Germany’s ISSE, SEP denounce attacks on meetings in defence of Günter Grass
28 April 2012
The International Students for Social Equality has issued a statement to the German press about the attacks on the meetings in Defence of Günter Grass organised by the ISSE and the Socialist Equality Party. Below, we reproduce the full text of the press release.
In the past week, three meetings held by the International Students for Social Equality (ISSE) in Frankfurt, Berlin and Leipzig were attacked by right-wing provocateurs. The ISSE is the student organisation of the Socialist Equality Party (Partei für Soziale Gleichheit—PSG), and together they organised meetings to oppose the recent attacks on the writer Günter Grass.
Grass has been subjected to a vicious wave of abuse since stating in his poem “What must be said” the incontrovertible fact that nuclear-armed Israel is preparing a war against Iran. The 84-year-old Nobel laureate, whose literary work has continually confronted Germany’s Nazi past, has been defamed as an anti-Semite by respectable German newspapers such as Die Zeit and FAZ. No accusation is seen as too outrageous, no insult too depraved to be used against him.
The ISSE evaluated the attacks on Grass as an attempt to intimidate any opposition to another war in the Middle East. When the most famous living German writer can be dragged through the mud in such a manner, then less well-known opponents of war can expect similar treatment.
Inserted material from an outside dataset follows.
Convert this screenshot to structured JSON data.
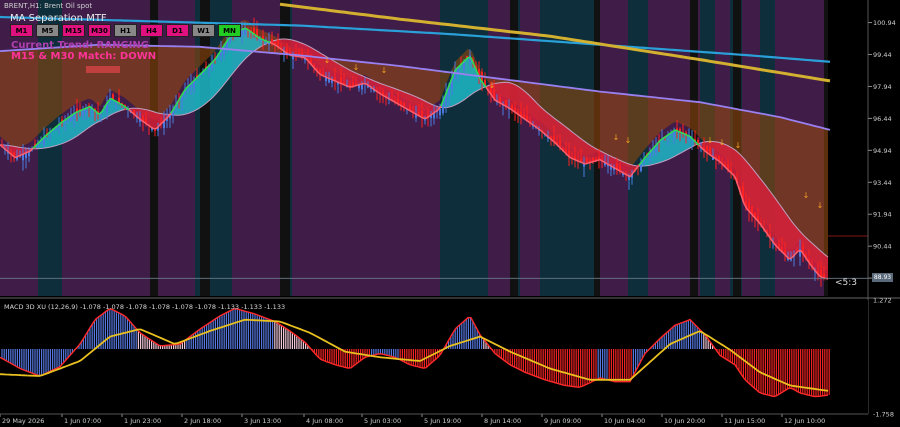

By seeking to encourage a public discussion on these issues, the ISSE itself became the target for violent assaults. Right-wing provocateurs sought to disrupt our meetings, and in so doing worked in league with government agencies and academic institutions.
• On Friday, April 20, a group of provocateurs with Israeli and US flags tried to enter a meeting of the ISSE in Frankfurt-Main. After being prevented from doing so, they occupied the entrance and threatened and harassed those seeking to attend the meeting, until they were asked to leave by police.
In an anonymous post on the Indymedia web site, the provocateurs boasted of their action and announced new attacks on events planned by the ISSE in Berlin and Leipzig.
Those who attacked the meetings come from the milieu of the so-called “anti-Germans.” This Islamophobic group seeks to discredit any criticism of the policies of the Israeli government by branding critics as anti-Semites. The group supported the 2003 war against Iraq and even praised the February 1945 bombing of Dresden.
• On Monday, April 23, the administration of the Technical University in Berlin cancelled a meeting room for the ISSE on short notice. According to an employee of the university administration, one of the factors leading to this decision was “relations with representatives of the Israeli state”. When the PSG organised an alternative venue, the police intervened and exerted pressure on the landlord to cancel the booking at the last minute. The meeting finally went ahead only after the participants switched the venue to a nearby cafe.
• On Tuesday, April 24, several dozen right-wing troublemakers sought to invade the ISSE meeting at the University of Leipzig. They denounced Grass, harassed stewards and threatened a leading representative of the PSG with an ice pick (the weapon used to murder Leon Trotsky). When they were denied admission, they blocked the entrance to the meeting room and then conducted their own rally in the corridor complete with megaphone and Israeli flags.
Instead of demanding that the provocateurs immediately cease their unauthorised meeting, Marcel Wodniock, on behalf of the student council, demanded that the ISSE allow the troublemakers to enter its meeting. Not only would this have made continuing the meeting impossible, it would have also put the physical safety of participants at risk, given that the group outside the meeting had already demonstrated its readiness to use violence. When the ISSE refused to comply, Wodniock claimed he had the right to close down the meeting.
The ISSE and the PSG will not tolerate these attacks on their meetings. They represent a fundamental assault on freedom of expression and assembly. Right-wing provocateurs, in collaboration with university and state authorities, cannot be allowed to determine what political issues can and cannot be publicly discussed.
The ISSE calls for public support and will continue its campaign in defence of Günter Grass and for the prevention of a war against Iran.